Materials and Tools:

straightedge
hammer
pry bar
utility knife
calipers
push drill
caulking gun
spring clamps
paintbrush
paint roller
paint tray
power drill
circular saw
broom
scrap lumber
wood blocks
square
towel
dust mask
safety glasses
elastomeric textured coating
caulk
screws
primer
5/8-inch plywood

Steps:

1. Locate the seam lines around the edge of the damaged plywood piece. Line the straightedge up with the seams and make a cut through the anti-skid coating with a utility knife.

2. Use a square to mark the corners around the nail heads, and then use the straightedge to extend the lines to the next seam.

3. Cut through the seal coating along the joist, making a complete square.

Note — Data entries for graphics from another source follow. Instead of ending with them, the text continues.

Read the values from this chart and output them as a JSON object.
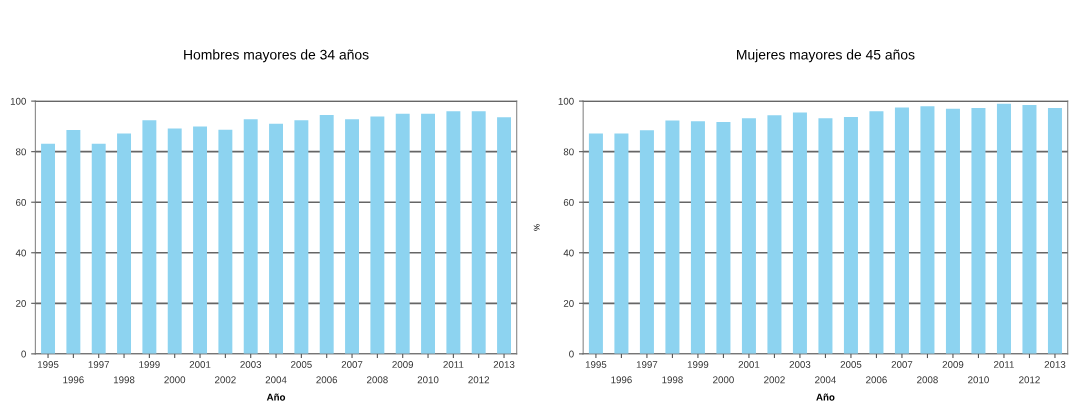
{
  "chart_data": [
    {
      "type": "bar",
      "title": "Hombres mayores de 34 años",
      "xlabel": "Año",
      "categories": [
        "1995",
        "1996",
        "1997",
        "1998",
        "1999",
        "2000",
        "2001",
        "2002",
        "2003",
        "2004",
        "2005",
        "2006",
        "2007",
        "2008",
        "2009",
        "2010",
        "2011",
        "2012",
        "2013"
      ],
      "values": [
        83.1,
        88.6,
        83.1,
        87.2,
        92.4,
        89.2,
        90.0,
        88.7,
        92.8,
        91.0,
        92.4,
        94.5,
        92.8,
        93.9,
        95.0,
        95.0,
        96.0,
        96.0,
        93.6
      ],
      "color": "#8dd3f0",
      "ylim": [
        0,
        100
      ],
      "yticks": [
        0,
        20,
        40,
        60,
        80,
        100
      ],
      "grid": "y"
    },
    {
      "type": "bar",
      "title": "Mujeres mayores de 45 años",
      "xlabel": "Año",
      "ylabel": "%",
      "categories": [
        "1995",
        "1996",
        "1997",
        "1998",
        "1999",
        "2000",
        "2001",
        "2002",
        "2003",
        "2004",
        "2005",
        "2006",
        "2007",
        "2008",
        "2009",
        "2010",
        "2011",
        "2012",
        "2013"
      ],
      "values": [
        87.2,
        87.2,
        88.5,
        92.3,
        92.0,
        91.7,
        93.2,
        94.4,
        95.5,
        93.2,
        93.7,
        96.0,
        97.5,
        98.0,
        97.0,
        97.3,
        99.0,
        98.5,
        97.3
      ],
      "color": "#8dd3f0",
      "ylim": [
        0,
        100
      ],
      "yticks": [
        0,
        20,
        40,
        60,
        80,
        100
      ],
      "grid": "y"
    }
  ]
}
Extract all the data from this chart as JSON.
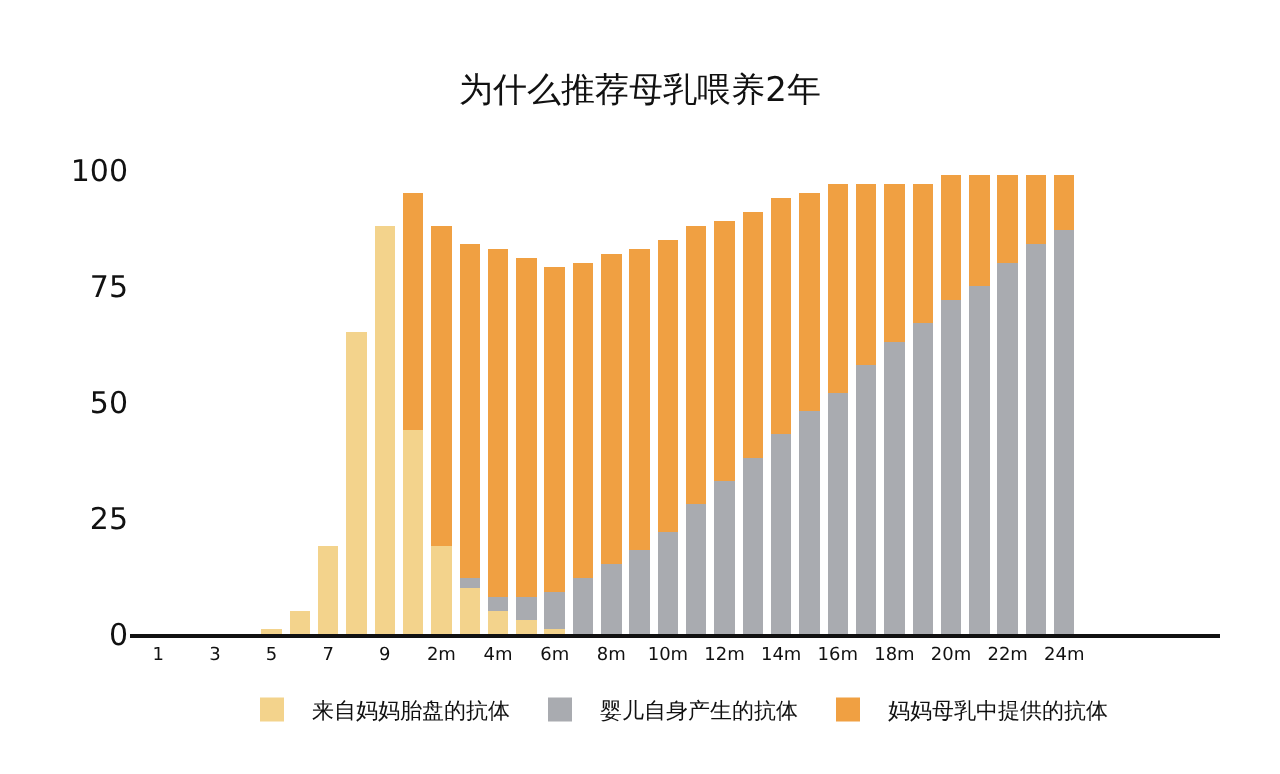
{
  "chart_data": {
    "type": "bar",
    "title": "为什么推荐母乳喂养2年",
    "stacked": true,
    "categories": [
      "1",
      null,
      "3",
      null,
      "5",
      null,
      "7",
      null,
      "9",
      null,
      "2m",
      null,
      "4m",
      null,
      "6m",
      null,
      "8m",
      null,
      "10m",
      null,
      "12m",
      null,
      "14m",
      null,
      "16m",
      null,
      "18m",
      null,
      "20m",
      null,
      "22m",
      null,
      "24m"
    ],
    "series": [
      {
        "name": "来自妈妈胎盘的抗体",
        "color": "#f3d38c",
        "values": [
          null,
          null,
          null,
          null,
          1,
          5,
          19,
          65,
          88,
          44,
          19,
          10,
          5,
          3,
          1,
          null,
          null,
          null,
          null,
          null,
          null,
          null,
          null,
          null,
          null,
          null,
          null,
          null,
          null,
          null,
          null,
          null,
          null
        ]
      },
      {
        "name": "婴儿自身产生的抗体",
        "color": "#a9abb0",
        "values": [
          null,
          null,
          null,
          null,
          null,
          null,
          null,
          null,
          null,
          null,
          null,
          2,
          3,
          5,
          8,
          12,
          15,
          18,
          22,
          28,
          33,
          38,
          43,
          48,
          52,
          58,
          63,
          67,
          72,
          75,
          80,
          84,
          87
        ]
      },
      {
        "name": "妈妈母乳中提供的抗体",
        "color": "#f0a042",
        "values": [
          null,
          null,
          null,
          null,
          null,
          null,
          null,
          null,
          null,
          51,
          69,
          72,
          75,
          73,
          70,
          68,
          67,
          65,
          63,
          60,
          56,
          53,
          51,
          47,
          45,
          39,
          34,
          30,
          27,
          24,
          19,
          15,
          12
        ]
      }
    ],
    "ylim": [
      0,
      100
    ],
    "yticks": [
      0,
      25,
      50,
      75,
      100
    ],
    "legend": "bottom"
  }
}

4. Line up and temporarily attach a piece of wood to the deck to work as a guide for the circular saw.

5. Use calipers to measure the thickness of the plywood. Set the depth of the circular saw to that depth. Note: If you go too deep, you may cut the joist.

6. Wearing safety glasses and a dust mask, make a plunge cut for lowering the saw into the wood and making the cut. Don't cut beyond the boundary of the square.

7. Inspect the edge of the adjacent piece, making sure there's no water damage or rot. Make a series of small cuts in order to remove the damaged section of wood a little at a time.

8. Slide the new plywood to the edge of the hole. If necessary, mark for cuts so it will fit.

9. Line up and attach a piece of wood to the new piece of plywood to act as a guide for the circular saw, and cut plywood to fit.

10. Draw a line above the center joist as a marker for driving in screws.

11. Drill pilot holes for screws with a power drill, and then drive in screws with a push drill. Be sure to use galvanized deck screws rated for outdoor use.

12. Clean up debris, and caulk around the edge of the new piece, sealing the edges against weather. Smooth the caulk bead with a finger.

13. Caulk along the edge of the new seam, and smooth the bead with a finger.

14. Apply a coat of primer, and then apply textured coating with a roller. Allow the coating to dry for 24 hours, and then roll on a second coat.